Rui Rio convocou uma reunião da Comissão Permanente para analisar a decisão, neste sábado, mas ainda não assumiu uma posição oficial.

Houve, porém, destacados sociais-democratas a apontar o dedo à Justiça. Carlos Moedas, candidato à câmara de Lisboa, considerou que “um sistema que dá como comprovado que um ex-primeiro-ministro é corrupto, mas não o condena enquanto tal, é um sistema doente”.

Para o ex-comissário europeu, “não podemos continuar assim”, porque “é a nossa democracia que está em causa”.

António Capucho, histórico do PSD, considerou “as decisões do juiz Ivo Rosa não representam tanto uma derrota do Ministério Público, que viu a acusação arrasada, mas sim uma profunda machadada na já baixa credibilidade da Justiça em Portugal”.

Capucho considera que estas decisões da Justiça favorecem o populismo, nomeadamente o Chega que “vai explorar demagogicamente e em seu favor este enorme escândalo”, e reforçam a convicção na opinião pública de que “os grandes e poderosos escapam sempre à Justiça”.

“O povo está indignado”

Os partidos à direita do PSD reagiram de imediato à decisão da Justiça com os olhos postos em José Sócrates.

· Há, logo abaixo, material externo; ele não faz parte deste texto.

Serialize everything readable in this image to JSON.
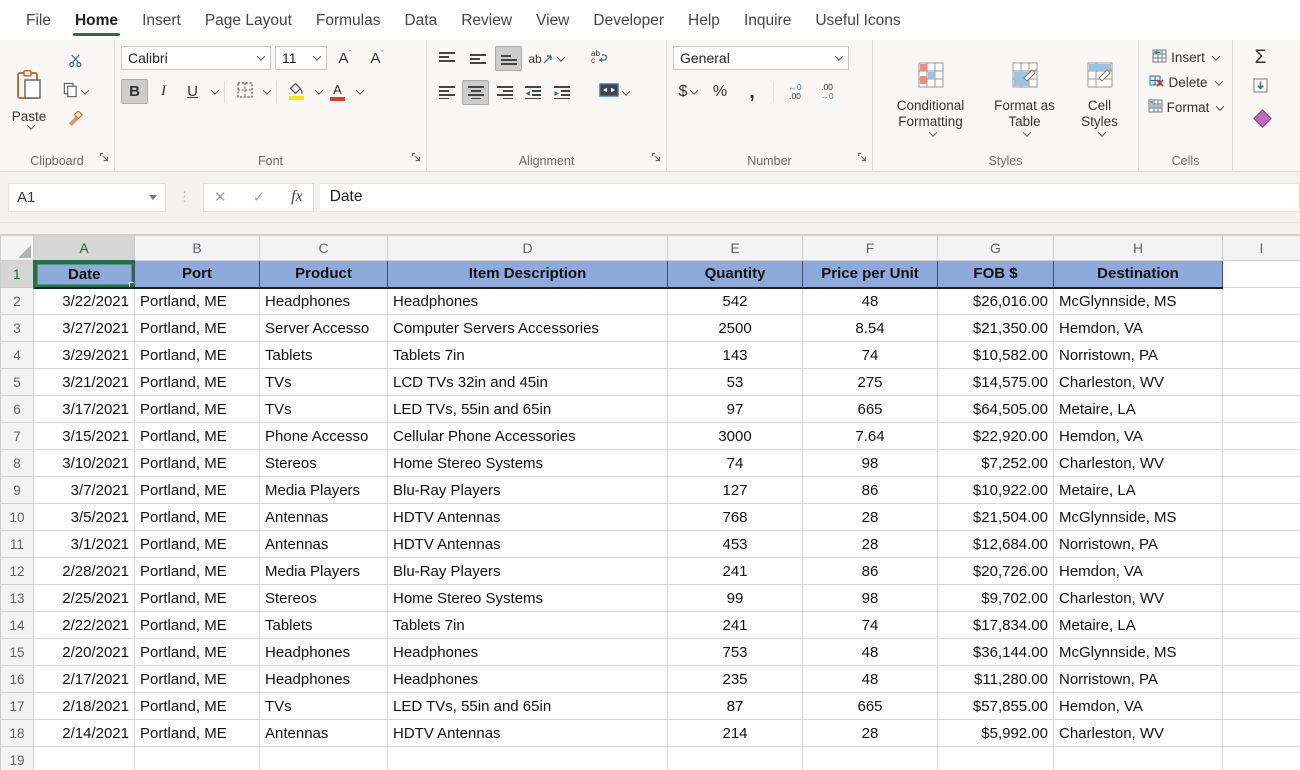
{
  "colors": {
    "accent_green": "#217346",
    "header_blue": "#8eaadb",
    "fill_yellow": "#ffe400",
    "font_red": "#e03c32"
  },
  "tabs": [
    "File",
    "Home",
    "Insert",
    "Page Layout",
    "Formulas",
    "Data",
    "Review",
    "View",
    "Developer",
    "Help",
    "Inquire",
    "Useful Icons"
  ],
  "active_tab": "Home",
  "ribbon": {
    "clipboard": {
      "paste": "Paste",
      "label": "Clipboard"
    },
    "font": {
      "font_name": "Calibri",
      "font_size": "11",
      "bold": "B",
      "italic": "I",
      "underline": "U",
      "increase": "A",
      "decrease": "A",
      "font_color_glyph": "A",
      "label": "Font"
    },
    "alignment": {
      "orientation_glyph": "ab",
      "wrap_glyph": "ab",
      "label": "Alignment"
    },
    "number": {
      "format": "General",
      "currency": "$",
      "percent": "%",
      "comma": ",",
      "inc_dec_top": "←0",
      "inc_dec_bot": ".00",
      "dec_dec_top": ".00",
      "dec_dec_bot": "→0",
      "label": "Number"
    },
    "styles": {
      "conditional_formatting": "Conditional Formatting",
      "format_as_table": "Format as Table",
      "cell_styles": "Cell Styles",
      "label": "Styles"
    },
    "cells": {
      "insert": "Insert",
      "delete": "Delete",
      "format": "Format",
      "label": "Cells"
    },
    "editing": {
      "autosum_glyph": "Σ"
    }
  },
  "formula_bar": {
    "name_box": "A1",
    "cancel_glyph": "✕",
    "enter_glyph": "✓",
    "fx_glyph": "fx",
    "content": "Date"
  },
  "grid": {
    "column_letters": [
      "A",
      "B",
      "C",
      "D",
      "E",
      "F",
      "G",
      "H",
      "I"
    ],
    "selected_column": "A",
    "selected_row": "1",
    "selected_cell": "A1",
    "header_row": [
      "Date",
      "Port",
      "Product",
      "Item Description",
      "Quantity",
      "Price per Unit",
      "FOB $",
      "Destination"
    ],
    "rows": [
      [
        "3/22/2021",
        "Portland, ME",
        "Headphones",
        "Headphones",
        "542",
        "48",
        "$26,016.00",
        "McGlynnside, MS"
      ],
      [
        "3/27/2021",
        "Portland, ME",
        "Server Accesso",
        "Computer Servers Accessories",
        "2500",
        "8.54",
        "$21,350.00",
        "Hemdon, VA"
      ],
      [
        "3/29/2021",
        "Portland, ME",
        "Tablets",
        "Tablets 7in",
        "143",
        "74",
        "$10,582.00",
        "Norristown, PA"
      ],
      [
        "3/21/2021",
        "Portland, ME",
        "TVs",
        "LCD TVs 32in and 45in",
        "53",
        "275",
        "$14,575.00",
        "Charleston, WV"
      ],
      [
        "3/17/2021",
        "Portland, ME",
        "TVs",
        "LED TVs, 55in and 65in",
        "97",
        "665",
        "$64,505.00",
        "Metaire, LA"
      ],
      [
        "3/15/2021",
        "Portland, ME",
        "Phone Accesso",
        "Cellular Phone Accessories",
        "3000",
        "7.64",
        "$22,920.00",
        "Hemdon, VA"
      ],
      [
        "3/10/2021",
        "Portland, ME",
        "Stereos",
        "Home Stereo Systems",
        "74",
        "98",
        "$7,252.00",
        "Charleston, WV"
      ],
      [
        "3/7/2021",
        "Portland, ME",
        "Media Players",
        "Blu-Ray Players",
        "127",
        "86",
        "$10,922.00",
        "Metaire, LA"
      ],
      [
        "3/5/2021",
        "Portland, ME",
        "Antennas",
        "HDTV Antennas",
        "768",
        "28",
        "$21,504.00",
        "McGlynnside, MS"
      ],
      [
        "3/1/2021",
        "Portland, ME",
        "Antennas",
        "HDTV Antennas",
        "453",
        "28",
        "$12,684.00",
        "Norristown, PA"
      ],
      [
        "2/28/2021",
        "Portland, ME",
        "Media Players",
        "Blu-Ray Players",
        "241",
        "86",
        "$20,726.00",
        "Hemdon, VA"
      ],
      [
        "2/25/2021",
        "Portland, ME",
        "Stereos",
        "Home Stereo Systems",
        "99",
        "98",
        "$9,702.00",
        "Charleston, WV"
      ],
      [
        "2/22/2021",
        "Portland, ME",
        "Tablets",
        "Tablets 7in",
        "241",
        "74",
        "$17,834.00",
        "Metaire, LA"
      ],
      [
        "2/20/2021",
        "Portland, ME",
        "Headphones",
        "Headphones",
        "753",
        "48",
        "$36,144.00",
        "McGlynnside, MS"
      ],
      [
        "2/17/2021",
        "Portland, ME",
        "Headphones",
        "Headphones",
        "235",
        "48",
        "$11,280.00",
        "Norristown, PA"
      ],
      [
        "2/18/2021",
        "Portland, ME",
        "TVs",
        "LED TVs, 55in and 65in",
        "87",
        "665",
        "$57,855.00",
        "Hemdon, VA"
      ],
      [
        "2/14/2021",
        "Portland, ME",
        "Antennas",
        "HDTV Antennas",
        "214",
        "28",
        "$5,992.00",
        "Charleston, WV"
      ]
    ],
    "trailing_empty_row_number": "19"
  }
}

O líder do CDS, Francisco Rodrigues dos Santos, considera que não pode deixar de ser feita “uma leitura política” sobre este processo. “Depois de tantos anos, o povo não entende esta decisão e está indignado com razão. Os valores éticos e morais de um governante não prescrevem!”.

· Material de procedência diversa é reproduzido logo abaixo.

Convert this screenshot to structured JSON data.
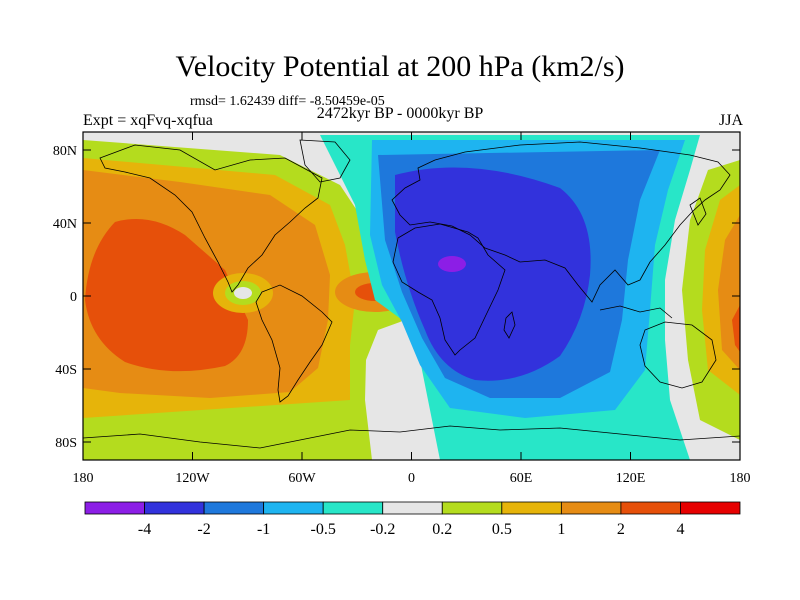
{
  "title": "Velocity Potential at 200 hPa (km2/s)",
  "stats": "rmsd= 1.62439 diff= -8.50459e-05",
  "experiment": "Expt = xqFvq-xqfua",
  "period": "2472kyr BP - 0000kyr BP",
  "season": "JJA",
  "y_ticks": [
    "80N",
    "40N",
    "0",
    "40S",
    "80S"
  ],
  "x_ticks": [
    "180",
    "120W",
    "60W",
    "0",
    "60E",
    "120E",
    "180"
  ],
  "colorbar": {
    "colors": [
      "#8c1ee6",
      "#3232dc",
      "#1e78dc",
      "#1eb4f0",
      "#28e6c8",
      "#e6e6e6",
      "#b4dc1e",
      "#e6b40a",
      "#e68c14",
      "#e6500a",
      "#e60000"
    ],
    "labels": [
      "-4",
      "-2",
      "-1",
      "-0.5",
      "-0.2",
      "0.2",
      "0.5",
      "1",
      "2",
      "4"
    ]
  }
}
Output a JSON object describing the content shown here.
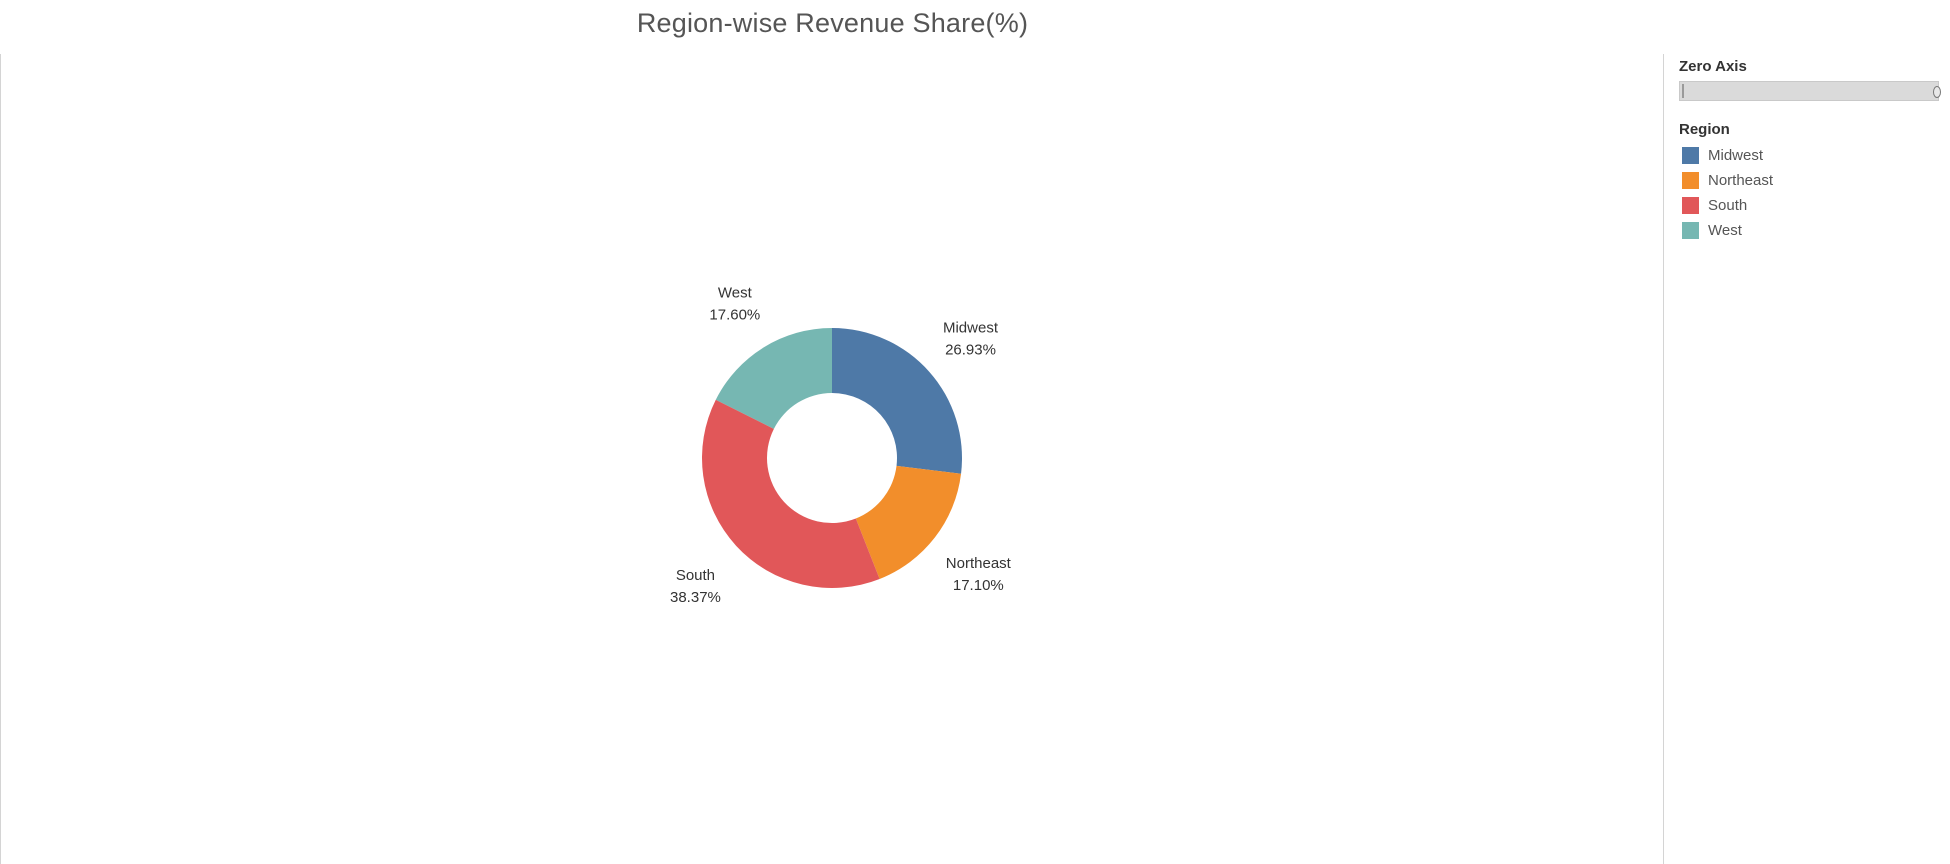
{
  "chart_data": {
    "type": "pie",
    "style": "donut",
    "title": "Region-wise Revenue Share(%)",
    "slices": [
      {
        "label": "Midwest",
        "value": 26.93,
        "display": "26.93%",
        "color": "#4e79a7"
      },
      {
        "label": "Northeast",
        "value": 17.1,
        "display": "17.10%",
        "color": "#f28e2b"
      },
      {
        "label": "South",
        "value": 38.37,
        "display": "38.37%",
        "color": "#e15759"
      },
      {
        "label": "West",
        "value": 17.6,
        "display": "17.60%",
        "color": "#76b7b2"
      }
    ],
    "legend_position": "right"
  },
  "filters": {
    "zero_axis": {
      "label": "Zero Axis"
    }
  },
  "legend": {
    "title": "Region",
    "items": [
      {
        "label": "Midwest",
        "color": "#4e79a7"
      },
      {
        "label": "Northeast",
        "color": "#f28e2b"
      },
      {
        "label": "South",
        "color": "#e15759"
      },
      {
        "label": "West",
        "color": "#76b7b2"
      }
    ]
  }
}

O eurodeoputado Nuno Melo foi mais longe e afirmou que esta decisão representa “um tiro na cabeça da Justiça e da credibilidade da democracia em Portugal”. Num texto que publicou na sua página do Facebook, Nuno Melo considera que “as considerações ridículas do juiz Ivo Rosa em relação aos factos e ao esforço do Ministério Público e do Juiz Carlos Alexandre, justificam e banalizam tudo aquilo que seria suposto representar e ajudar a combater”.

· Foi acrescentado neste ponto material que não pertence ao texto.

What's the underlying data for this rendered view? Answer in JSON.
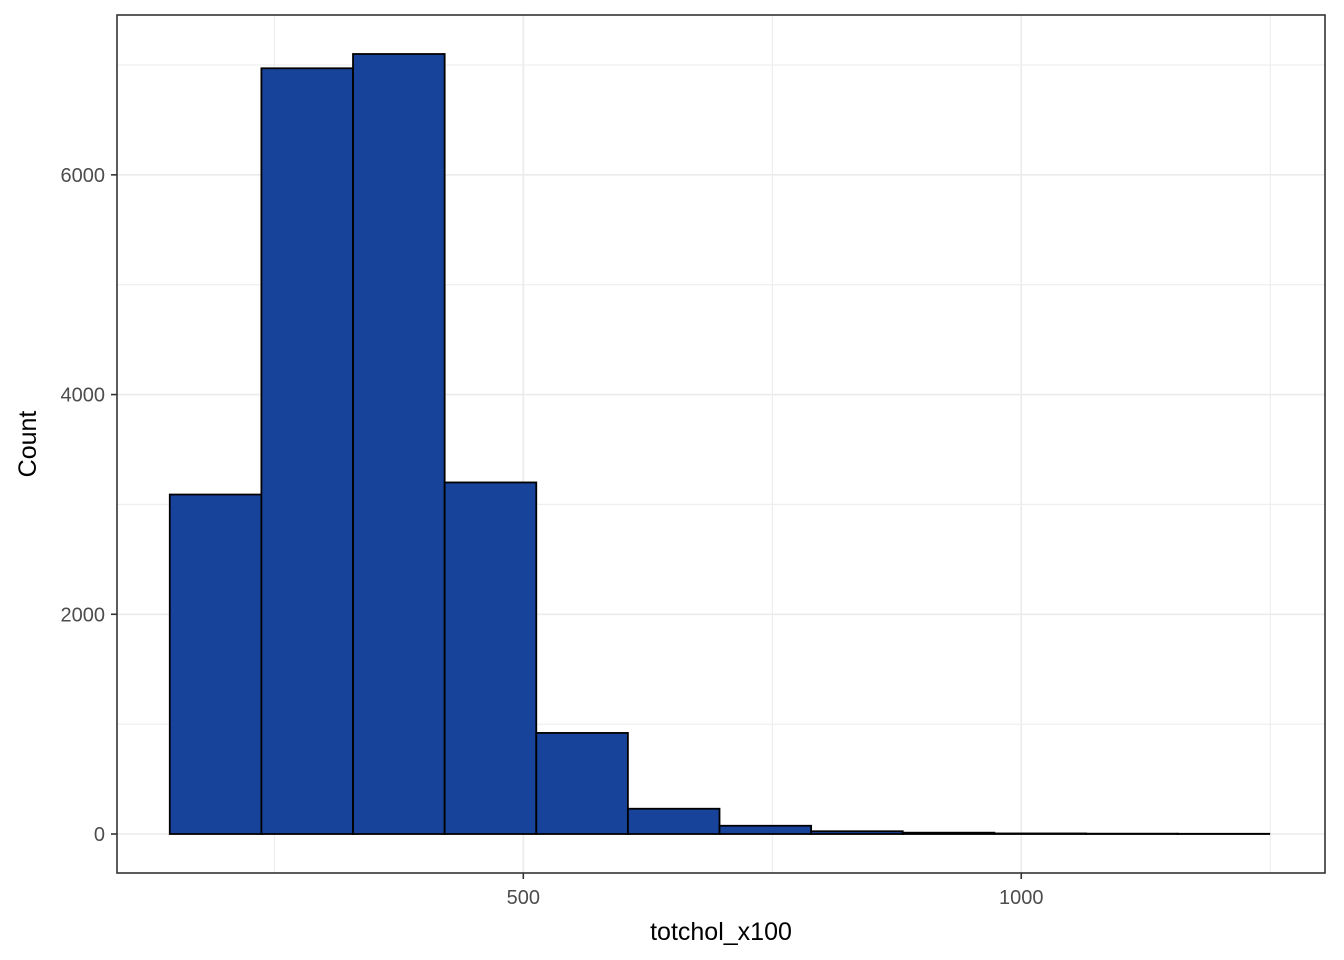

André Ventura também lamentou uma decisão que provoca “revolta” e “frustração”. O líder do Chega classifica como “inacreditável a forma leve como se apagaram comportamentos e se ignoraram circuitos financeiros de milhões, criando um sentimento de enorme impunidade”.

Já a Iniciativa Liberal, em comunicado, defendeu que “a democracia ficou mais frágil”, porque “quando as instituições democráticas se revelam pouco consistentes só fortalecem quem as quer atacar”.

PCP critica lentidão

O PCP reagiu este domingo à decisão instrutória da Operação Marquês. Em comunicado, os comunistas consideram que “este caso judicial, pese embora a sua inequívoca complexidade e dimensão, tem-se arrastado no tempo de forma que é inaceitável aos olhos do cidadão comum”.

O Bloco de Esquerda defendeu, logo na sexta-feira, que “a instrução do processo Marquês deixa muitas questões em aberto para o recurso, mas também expõe grandes fragilidades que põem em crise o funcionamento da Justiça”. Catarina Martins considera que este processo “demonstra a urgência da criminalização do enriquecimento injustificado”.

Petição e buzinão

Poucas horas depois da leitura da sentença começou a circular uma petição pública com a pretensão de afastar Ivo Rosa de toda a magistratura. A iniciativa online reuniu mais de 150 mil assinaturas em três dias.

A petição, endereçada ao presidente da Assembleia da República, provedora de Justiça e ao presidente do Supremo Tribunal de Justiça, defende que o juiz Ivo Rosa “não tem, perfil, rigor e equidade para exercer tal cargo”.

O regresso deste caso à agenda mediática levou também a que alguns cidadãos se manifestassem contra a corrupção em Lisboa e em Viseu. O “buzinão de protesto” foi marcado através das redes sociais.